Sementara tipe pemberitaan di media cetak jauh lebih mendalam. Selain itu, tenggat waktu tayang tengah malam, mudah untuk dikonsumsi, memiliki karakter yang kuat secara idealisme, akurasi tinggi, tetapi lebih cepat basi.

Demikian halnya dengan tabloid. Meskipun bersifat mingguan bahkan bulanan, pemberitaan di tabloid tergolong lebih mendalam daripada media cetak harian, dengan tingkat akurasi yang tinggi, memerhatikan detail, mampu menampilkan berita-berita yang bersifat timeless/features.

Berbeda dengan televisi yang mengedepankan audio visual. Informasinya juga bersifat cepat, singkat, jelas, padat, dan pemberitaannya terikat oleh waktu tayang program. Kekuatannya terletak pada gesture/gerak tubuh narasumber yang tergambar lewat visual. Namun demikian, menyiapkan proses wawancara di TV terasa jauh lebih sulit karena ketika dihadapkan pada kamera ada kesan “intimidasi”. Sementara radio, kerap terlupakan, padahal memiliki jangkauan yang luas hingga ke daerah.
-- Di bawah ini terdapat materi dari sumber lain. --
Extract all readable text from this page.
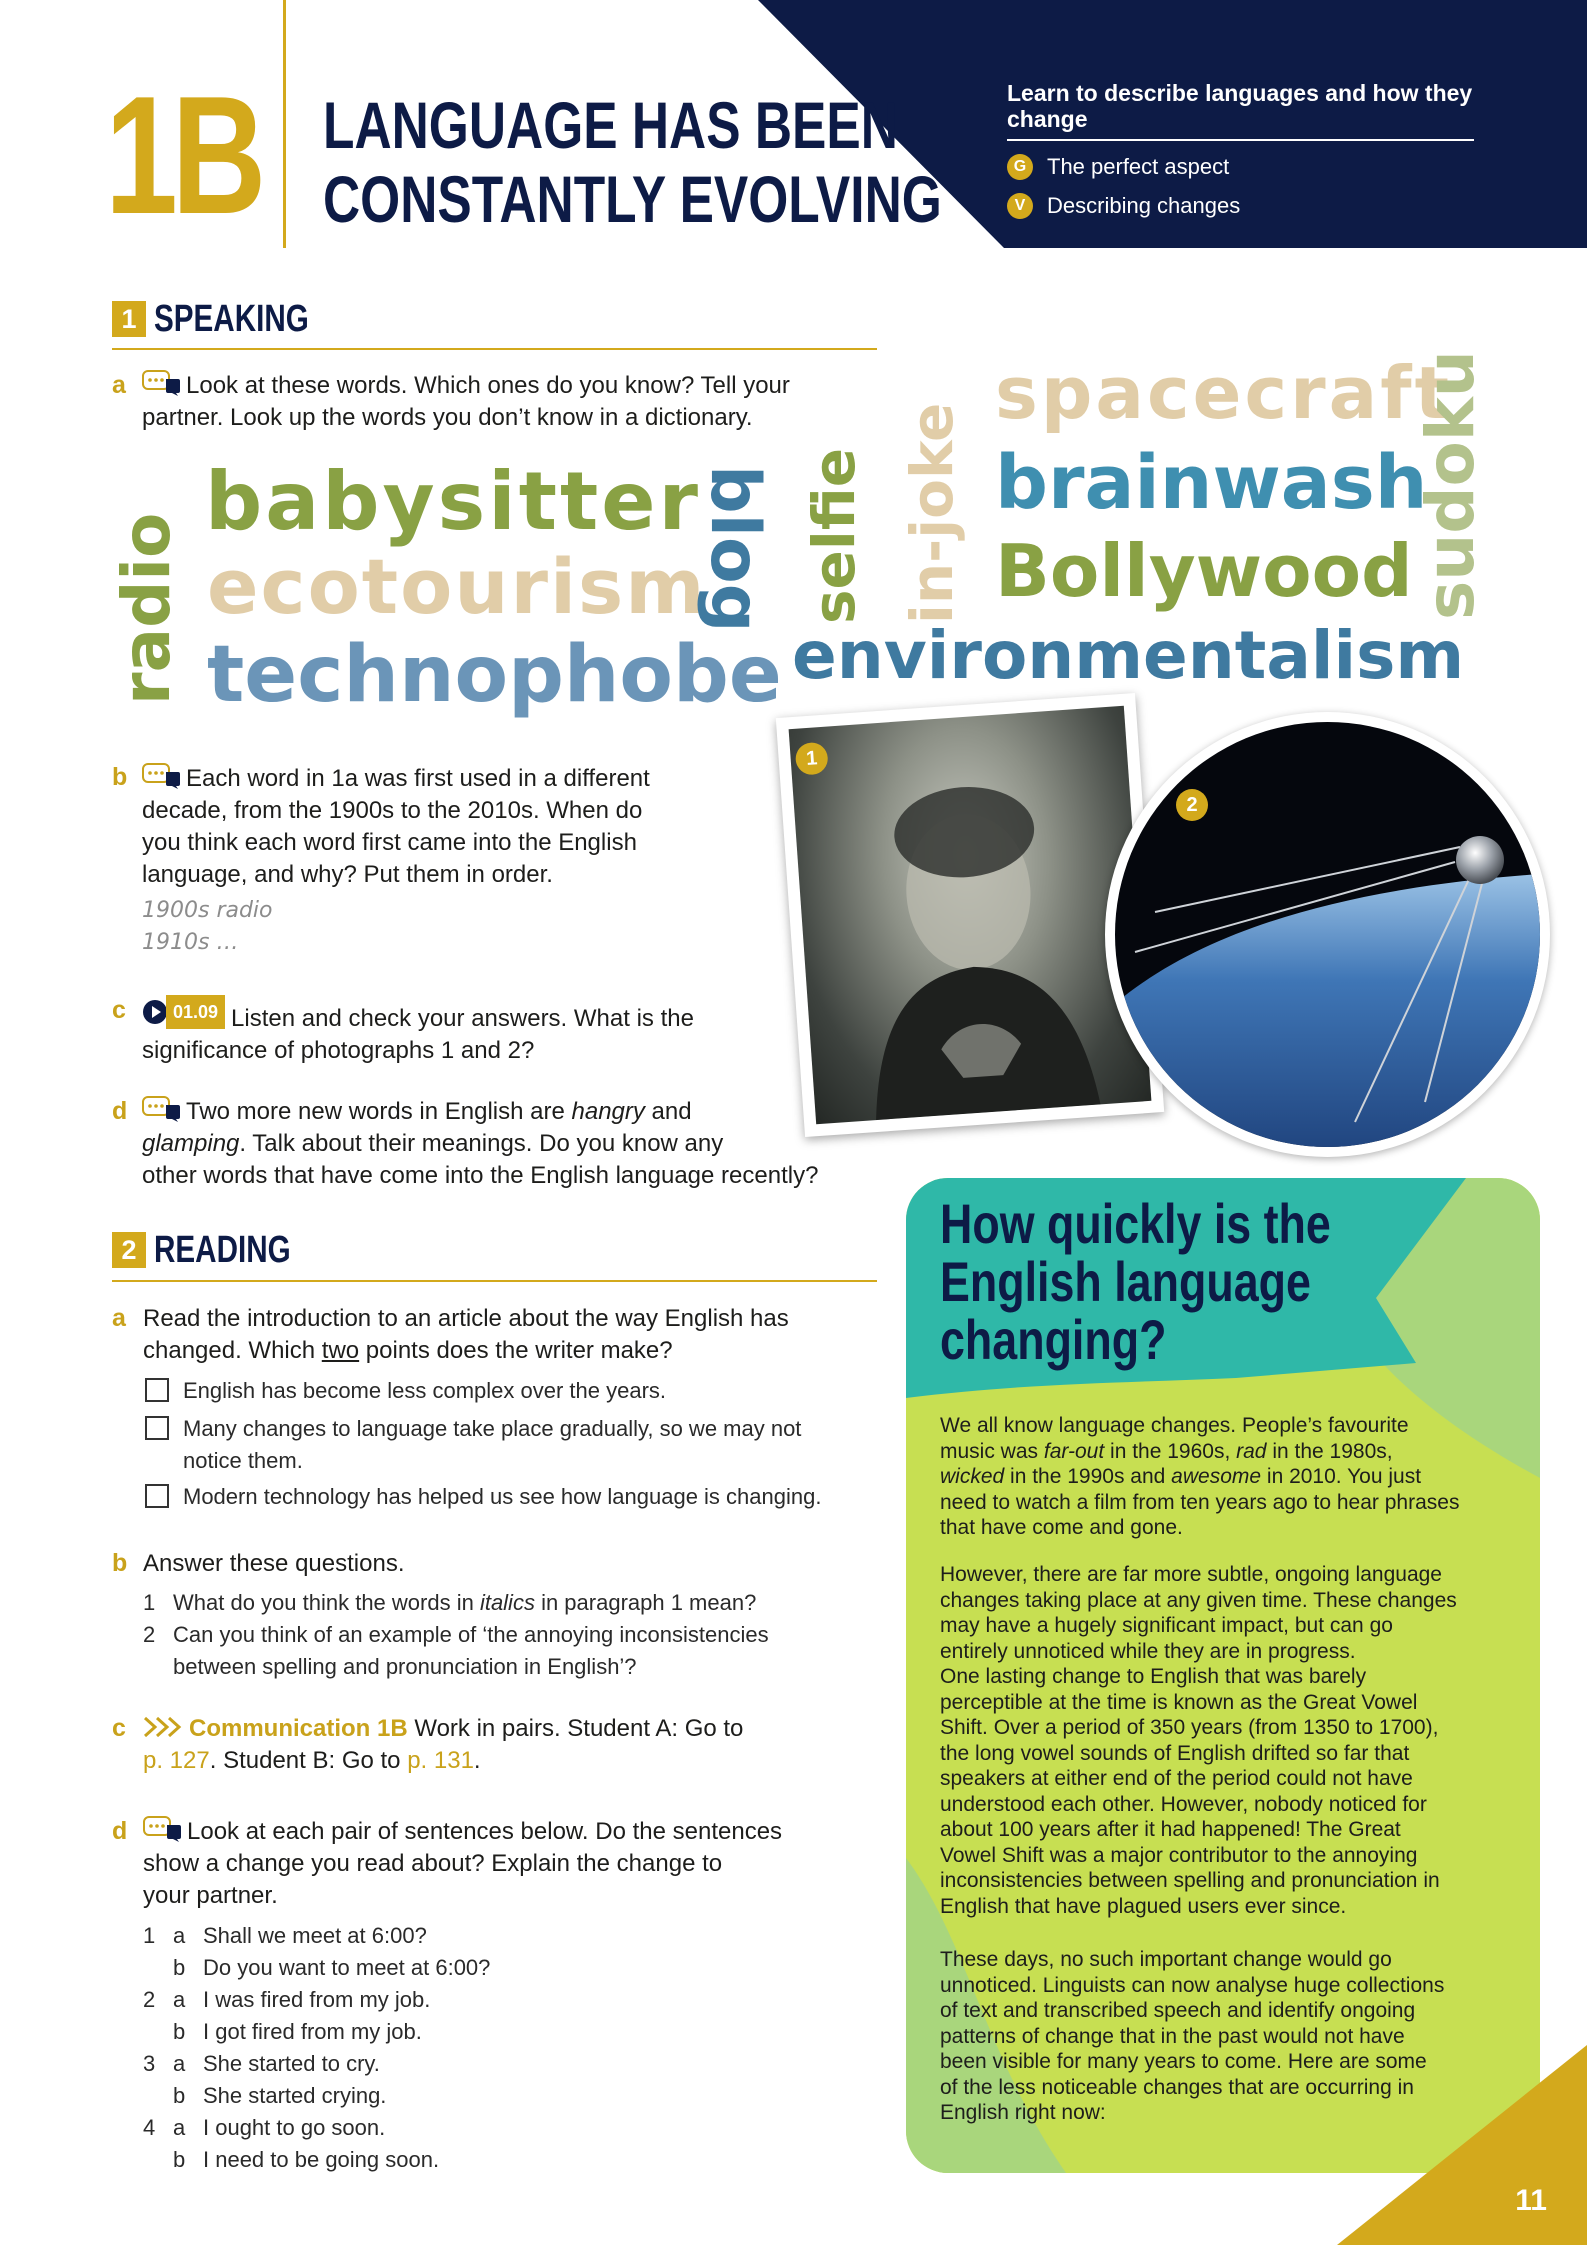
1B LANGUAGE HAS BEEN
CONSTANTLY EVOLVING
Learn to describe languages and how they change
G The perfect aspect
V Describing changes
1 SPEAKING
a	Look at these words. Which ones do you know? Tell your
partner. Look up the words you don’t know in a dictionary.
radio
babysitter
ecotourism
technophobe
blog selfie in-joke
spacecraft
brainwash
Bollywood sudoku
environmentalism
b	Each word in 1a was first used in a different
decade, from the 1900s to the 2010s. When do
you think each word first came into the English
language, and why? Put them in order.
1900s radio
1910s …
c	01.09 Listen and check your answers. What is the
significance of photographs 1 and 2?
d	Two more new words in English are hangry and
glamping. Talk about their meanings. Do you know any
other words that have come into the English language recently?
1
2
2 READING
a Read the introduction to an article about the way English has
changed. Which two points does the writer make?
English has become less complex over the years.
Many changes to language take place gradually, so we may not
notice them.
Modern technology has helped us see how language is changing.
b Answer these questions.
1 What do you think the words in italics in paragraph 1 mean?
2 Can you think of an example of ‘the annoying inconsistencies
between spelling and pronunciation in English’?
c	Communication 1B Work in pairs. Student A: Go to
p. 127. Student B: Go to p. 131.
d	Look at each pair of sentences below. Do the sentences
show a change you read about? Explain the change to
your partner.
1 a Shall we meet at 6:00?
b Do you want to meet at 6:00?
2 a I was fired from my job.
b I got fired from my job.
3 a She started to cry.
b She started crying.
4 a I ought to go soon.
b I need to be going soon.
How quickly is the
English language
changing?
We all know language changes. People’s favourite
music was far-out in the 1960s, rad in the 1980s,
wicked in the 1990s and awesome in 2010. You just
need to watch a film from ten years ago to hear phrases
that have come and gone.
However, there are far more subtle, ongoing language
changes taking place at any given time. These changes
may have a hugely significant impact, but can go
entirely unnoticed while they are in progress.
One lasting change to English that was barely
perceptible at the time is known as the Great Vowel
Shift. Over a period of 350 years (from 1350 to 1700),
the long vowel sounds of English drifted so far that
speakers at either end of the period could not have
understood each other. However, nobody noticed for
about 100 years after it had happened! The Great
Vowel Shift was a major contributor to the annoying
inconsistencies between spelling and pronunciation in
English that have plagued users ever since.
These days, no such important change would go
unnoticed. Linguists can now analyse huge collections
of text and transcribed speech and identify ongoing
patterns of change that in the past would not have
been visible for many years to come. Here are some
of the less noticeable changes that are occurring in
English right now:
11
Catatan penting lainnya, lanjut Jojo, PR harus mengetahui kapan waktu deadline dari masing-masing media. “Jangan bertanya kapan berita kita akan ditayangkan. Sebab, tidak ada kewajiban bagi jurnalis untuk menaikkan berita kecuali kalau beritanya iklan atau advertorial,” ujarnya seraya berpesan agar selalu menyertakan foto saat mengirimkan siaran pers.

Simbiosis Mutalisme

Trik ketiga, mengetahui apa yang disukai oleh media. Menurut pria yang juga merupakan Ketua Umum APPRI ini, media menyukai adanya kerjasama/kolaborasi, keterbukaan, hingga kecepatan dalam merespons. Sedangkan informasi yang disukai dan dicari oleh media yang bersifat baru seperti peluncuran produk, unik, pertama dan satu-satunya, serta konten lokal.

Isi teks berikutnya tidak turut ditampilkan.